Estradiol repression of tumor necrosis factor-alpha transcription requires estrogen receptor activation function-2 and is enhanced by coactivators.

The tumor necrosis factor-alpha (TNF-alpha) promoter was used to explore the molecular mechanisms of estradiol (E(2))-dependent repression of gene transcription. E(2) inhibited basal activity and abolished TNF-alpha activation of the TNF-alpha promoter. The E(2)-inhibitory element was mapped to the -125 to -82 region of the TNF-alpha promoter, known as the TNF-responsive element (TNF-RE). An AP-1-like site in the TNF-RE is essential for repression activity. Estrogen receptor (ER) beta is more potent than ERalpha at repressing the -1044 TNF-alpha promoter and the TNF-RE upstream of the herpes simplex virus thymidine kinase promoter, but weaker at activating transcription through an estrogen response element. The activation function-2 (AF-2) surface in the ligand-binding domain is required for repression, because anti-estrogens and AF-2 mutations impair repression.
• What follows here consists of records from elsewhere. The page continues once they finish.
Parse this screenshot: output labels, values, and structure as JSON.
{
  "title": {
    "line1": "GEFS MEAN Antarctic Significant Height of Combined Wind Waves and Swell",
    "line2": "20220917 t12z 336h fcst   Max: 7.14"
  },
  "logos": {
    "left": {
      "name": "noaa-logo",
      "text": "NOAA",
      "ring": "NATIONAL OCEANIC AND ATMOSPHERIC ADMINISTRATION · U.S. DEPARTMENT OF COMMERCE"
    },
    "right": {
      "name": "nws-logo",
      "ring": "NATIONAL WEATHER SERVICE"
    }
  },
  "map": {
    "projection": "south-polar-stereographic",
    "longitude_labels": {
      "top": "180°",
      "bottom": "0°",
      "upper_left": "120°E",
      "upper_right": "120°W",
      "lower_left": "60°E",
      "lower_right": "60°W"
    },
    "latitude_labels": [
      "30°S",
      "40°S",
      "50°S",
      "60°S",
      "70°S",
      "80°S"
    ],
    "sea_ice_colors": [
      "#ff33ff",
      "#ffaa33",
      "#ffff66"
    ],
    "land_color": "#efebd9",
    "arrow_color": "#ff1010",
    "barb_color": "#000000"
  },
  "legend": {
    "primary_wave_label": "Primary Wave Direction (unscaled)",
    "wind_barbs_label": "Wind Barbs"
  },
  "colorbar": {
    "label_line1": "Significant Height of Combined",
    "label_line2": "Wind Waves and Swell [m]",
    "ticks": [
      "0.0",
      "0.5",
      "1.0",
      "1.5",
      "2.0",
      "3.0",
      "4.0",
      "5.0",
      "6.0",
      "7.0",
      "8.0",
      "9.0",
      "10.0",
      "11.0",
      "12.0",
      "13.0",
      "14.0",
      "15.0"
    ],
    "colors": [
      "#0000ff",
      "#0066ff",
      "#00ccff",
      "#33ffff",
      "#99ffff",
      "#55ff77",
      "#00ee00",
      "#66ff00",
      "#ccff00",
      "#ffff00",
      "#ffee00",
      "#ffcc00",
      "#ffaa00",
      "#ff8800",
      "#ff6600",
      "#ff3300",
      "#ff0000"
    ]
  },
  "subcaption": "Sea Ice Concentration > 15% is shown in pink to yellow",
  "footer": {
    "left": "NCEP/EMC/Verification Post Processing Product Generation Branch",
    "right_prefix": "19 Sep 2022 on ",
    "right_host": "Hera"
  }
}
The requirement of the AF-2 surface for repression is probably due to its capacity to recruit p160 coactivators or related coregulators, because overexpressing the coactivator glucocorticoid receptor interacting protein-1 enhances repression, whereas a glucocorticoid receptor interacting protein-1 mutant unable to interact with the AF-2 surface is ineffective. Furthermore, receptor interacting protein 140 prevents repression by ERbeta, probably by interacting with the AF-2 surface and blocking the binding of endogenous coactivators. These studies demonstrate that E(2)-mediated repression requires the AF-2 surface and the participation of coactivators or other coregulatory proteins.